Años más tarde lograría asimilar los sentimientos que me atravesaron en ese momento. Era natural compartir el dolor, la confusión, la rabia, pero solo luego supe que, sin proponérmelo, lo estaba haciendo con una cierta distancia, más con la extrañeza del forastero que con el desconsuelo del local que ha visto su universo derrumbarse. Había vivido un tiempo en esa ciudad, lo necesario para fascinarme con ella y crear un vínculo emocional. Además, estaba ahí una parte de mi familia y el escenario de mis primeras experiencias en la búsqueda de una vida propia, pero entre aquella estadía y el día de los atentados había experimentado tantas cosas y revuelto tantas ideas que me sentía desapegado de todo, convenientemente extranjero.

Salí. El metro había vuelto a funcionar. En Union Square me encontré con una escena que me conmovió por lo desconocida, por lo pulcra. El ritual de encender velas, sentarse en círculo en el piso y guardar silencio o cuando más dejar escapar unos sollozos me resultaba tan nuevo como el mismo atentado. En el piso o pegadas en los postes de luz había fotos de gente desaparecida, notas que pedían información, mensajes de aliento, flores. El colorido de las hojas de papel contrastaba con la carga emocional que se respiraba, pero a la vez la luz amarillenta de las velas generaba una atmósfera más o menos uniforme. En el mundo descabellado de hoy esas fórmulas de consuelo resultan casi banales, pero entonces parecían, me parecían, el bálsamo adecuado.

Bajé por la quinta avenida y sentí el vacío, el hueco de la materialidad.

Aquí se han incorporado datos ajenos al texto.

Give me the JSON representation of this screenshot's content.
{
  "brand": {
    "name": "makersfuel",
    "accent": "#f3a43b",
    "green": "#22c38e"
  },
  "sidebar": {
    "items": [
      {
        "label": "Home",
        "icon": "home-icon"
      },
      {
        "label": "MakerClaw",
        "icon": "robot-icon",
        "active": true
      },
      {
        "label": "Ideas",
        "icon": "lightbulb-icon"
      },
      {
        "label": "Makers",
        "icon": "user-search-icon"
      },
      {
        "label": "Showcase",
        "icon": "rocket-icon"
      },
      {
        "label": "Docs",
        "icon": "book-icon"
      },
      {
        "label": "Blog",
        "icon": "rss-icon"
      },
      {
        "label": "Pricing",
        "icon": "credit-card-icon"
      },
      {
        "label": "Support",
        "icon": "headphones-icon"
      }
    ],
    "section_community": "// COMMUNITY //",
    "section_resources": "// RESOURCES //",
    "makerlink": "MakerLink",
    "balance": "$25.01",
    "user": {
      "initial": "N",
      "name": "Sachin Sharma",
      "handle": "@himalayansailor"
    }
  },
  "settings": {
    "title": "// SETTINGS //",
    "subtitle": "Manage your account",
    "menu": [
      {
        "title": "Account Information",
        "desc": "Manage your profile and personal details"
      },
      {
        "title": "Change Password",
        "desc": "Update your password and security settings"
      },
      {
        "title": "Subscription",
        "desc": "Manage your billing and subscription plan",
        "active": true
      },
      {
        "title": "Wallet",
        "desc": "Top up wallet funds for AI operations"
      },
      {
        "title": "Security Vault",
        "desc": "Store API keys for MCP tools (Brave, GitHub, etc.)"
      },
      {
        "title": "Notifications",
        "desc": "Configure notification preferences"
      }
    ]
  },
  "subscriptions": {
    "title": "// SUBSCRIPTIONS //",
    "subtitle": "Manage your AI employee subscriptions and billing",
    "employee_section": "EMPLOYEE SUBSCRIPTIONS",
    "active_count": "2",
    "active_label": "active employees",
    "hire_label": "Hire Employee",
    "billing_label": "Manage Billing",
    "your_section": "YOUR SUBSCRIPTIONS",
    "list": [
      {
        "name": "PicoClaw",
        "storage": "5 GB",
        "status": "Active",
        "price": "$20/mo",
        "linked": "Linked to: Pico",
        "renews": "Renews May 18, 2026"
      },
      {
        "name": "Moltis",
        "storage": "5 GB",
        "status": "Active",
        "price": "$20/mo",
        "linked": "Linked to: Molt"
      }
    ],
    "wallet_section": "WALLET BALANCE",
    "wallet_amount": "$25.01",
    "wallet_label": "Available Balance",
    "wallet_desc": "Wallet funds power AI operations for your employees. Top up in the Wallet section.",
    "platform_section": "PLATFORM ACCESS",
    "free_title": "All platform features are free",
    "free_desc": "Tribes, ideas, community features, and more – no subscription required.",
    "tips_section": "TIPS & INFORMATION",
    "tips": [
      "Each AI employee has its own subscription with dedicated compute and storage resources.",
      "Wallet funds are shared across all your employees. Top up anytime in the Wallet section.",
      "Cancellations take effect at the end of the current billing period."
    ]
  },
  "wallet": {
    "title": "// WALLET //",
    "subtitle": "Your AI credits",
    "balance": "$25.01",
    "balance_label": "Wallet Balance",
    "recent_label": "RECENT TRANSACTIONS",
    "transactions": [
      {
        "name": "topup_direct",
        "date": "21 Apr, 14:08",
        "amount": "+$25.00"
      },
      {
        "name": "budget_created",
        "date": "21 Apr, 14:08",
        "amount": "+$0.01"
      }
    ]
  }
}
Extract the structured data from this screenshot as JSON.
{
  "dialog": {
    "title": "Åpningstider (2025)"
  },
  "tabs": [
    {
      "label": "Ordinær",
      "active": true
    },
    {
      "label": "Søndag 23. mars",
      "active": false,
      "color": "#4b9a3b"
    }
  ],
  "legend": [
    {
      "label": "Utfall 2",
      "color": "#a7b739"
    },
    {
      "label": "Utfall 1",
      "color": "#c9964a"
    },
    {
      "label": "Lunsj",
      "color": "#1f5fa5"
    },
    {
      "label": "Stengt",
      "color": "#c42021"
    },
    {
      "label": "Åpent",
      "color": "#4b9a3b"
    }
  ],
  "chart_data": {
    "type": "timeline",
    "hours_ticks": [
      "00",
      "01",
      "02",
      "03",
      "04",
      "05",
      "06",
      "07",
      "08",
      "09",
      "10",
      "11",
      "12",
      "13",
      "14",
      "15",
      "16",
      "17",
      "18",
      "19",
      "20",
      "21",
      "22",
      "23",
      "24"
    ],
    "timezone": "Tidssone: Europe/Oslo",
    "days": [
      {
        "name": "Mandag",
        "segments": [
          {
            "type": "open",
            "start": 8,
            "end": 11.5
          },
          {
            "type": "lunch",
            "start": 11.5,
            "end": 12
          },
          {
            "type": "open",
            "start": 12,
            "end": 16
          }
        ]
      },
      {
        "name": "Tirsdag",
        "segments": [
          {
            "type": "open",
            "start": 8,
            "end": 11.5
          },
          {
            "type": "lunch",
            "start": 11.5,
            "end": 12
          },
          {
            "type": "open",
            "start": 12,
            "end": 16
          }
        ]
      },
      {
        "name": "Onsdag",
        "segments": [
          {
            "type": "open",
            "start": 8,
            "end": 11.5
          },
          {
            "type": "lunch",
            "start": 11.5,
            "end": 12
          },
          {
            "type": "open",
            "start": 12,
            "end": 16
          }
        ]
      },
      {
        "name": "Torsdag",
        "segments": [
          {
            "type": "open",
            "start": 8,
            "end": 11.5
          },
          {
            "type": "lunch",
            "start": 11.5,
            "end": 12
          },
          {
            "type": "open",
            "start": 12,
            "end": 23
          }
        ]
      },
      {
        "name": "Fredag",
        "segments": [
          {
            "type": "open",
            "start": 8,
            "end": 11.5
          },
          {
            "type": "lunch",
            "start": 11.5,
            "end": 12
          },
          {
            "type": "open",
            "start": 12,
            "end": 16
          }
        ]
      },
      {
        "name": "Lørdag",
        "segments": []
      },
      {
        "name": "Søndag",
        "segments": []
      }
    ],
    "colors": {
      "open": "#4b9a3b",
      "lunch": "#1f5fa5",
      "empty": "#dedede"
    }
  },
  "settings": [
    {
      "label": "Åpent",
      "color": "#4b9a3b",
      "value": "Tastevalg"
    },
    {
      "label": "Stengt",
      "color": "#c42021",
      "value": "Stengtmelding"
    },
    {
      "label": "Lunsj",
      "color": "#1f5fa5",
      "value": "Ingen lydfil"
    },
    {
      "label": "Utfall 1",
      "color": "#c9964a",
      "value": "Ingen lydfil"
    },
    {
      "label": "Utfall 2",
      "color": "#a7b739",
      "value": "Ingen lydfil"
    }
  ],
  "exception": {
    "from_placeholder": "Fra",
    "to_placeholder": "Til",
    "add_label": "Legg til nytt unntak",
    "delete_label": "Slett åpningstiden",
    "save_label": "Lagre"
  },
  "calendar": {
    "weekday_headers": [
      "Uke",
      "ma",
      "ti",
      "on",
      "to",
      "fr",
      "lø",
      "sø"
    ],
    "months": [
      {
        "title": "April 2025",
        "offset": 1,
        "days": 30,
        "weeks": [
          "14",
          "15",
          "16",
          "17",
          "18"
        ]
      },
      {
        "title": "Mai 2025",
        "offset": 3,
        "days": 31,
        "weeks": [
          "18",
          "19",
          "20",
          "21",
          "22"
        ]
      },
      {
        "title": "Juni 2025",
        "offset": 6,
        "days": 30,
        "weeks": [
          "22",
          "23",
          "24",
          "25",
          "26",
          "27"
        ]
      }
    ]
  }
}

De un día al otro la aorta de Occidente estaba paralizada, muda. Parecía que ni los ciclistas ni los skaters se atrevían a rodar por miedo a ofender a la ciudad, para no lacerar el silencio. Recuerdo tan solo algunos caminantes, y el gris en el aire pese a que era la antesala de un otoño iluminado.

Llegué lo más cerca que pude de la zona cero, a alguna esquina del Greenwich Village. Lo que ahí se veía daba para pensar que el acceso debía restringirse mucho antes. Los bomberos, con los rostros llenos de hollín y los uniformes percudidos, removían escombros de casas cercanas que no estaban derrumbadas pero sí con daños serios. A esa distancia desconocida del epicentro, la onda expansiva se sentía feroz. Había un olor a tierra, a una tierra cargada de químicos, y en el aire, denso y caliente, flotaban partículas perceptibles. En las esquinas había un regadero de autos calcinados, y por detrás del cordón de seguridad una pared de humo espeso, como si los bomberos hubieran puesto un telón para ocultar el desastre.

También en esa zona, las paredes y los postes de luz estaban colmados de flores, cartas de amor y avisos de búsqueda con esos flecos desprendibles que llevan un número de teléfono esperanzado. Parecía todo tan apropiado para el caso, tan original.

Tomé varias fotografías en película a color, que ahora reposan en una caja de zapatos en algún rincón de la casa de mis padres. No las he visto en mucho tiempo, pero creo que si las viera reconocería en ellas la mirada de quien miraba sin saber qué atrapar.

Dos semanas más tarde, cuando abrieron los aeropuertos, regresé a Quito. Nueva York no era el lugar para quedarse en busca de un trabajo fácil y pasajero. Nueva York, donde se hablaba ya de miles de muertos y de planes de venganza, era una jungla marchita.

***

El último recuerdo que tengo de mi primo no es exactamente de él sino de un par de botas lustradas y dos mochilas militares repletas. Esperaban en una esquina de su departamento, muy cerca de la puerta, como para tomarlas apenas timbrara el teléfono.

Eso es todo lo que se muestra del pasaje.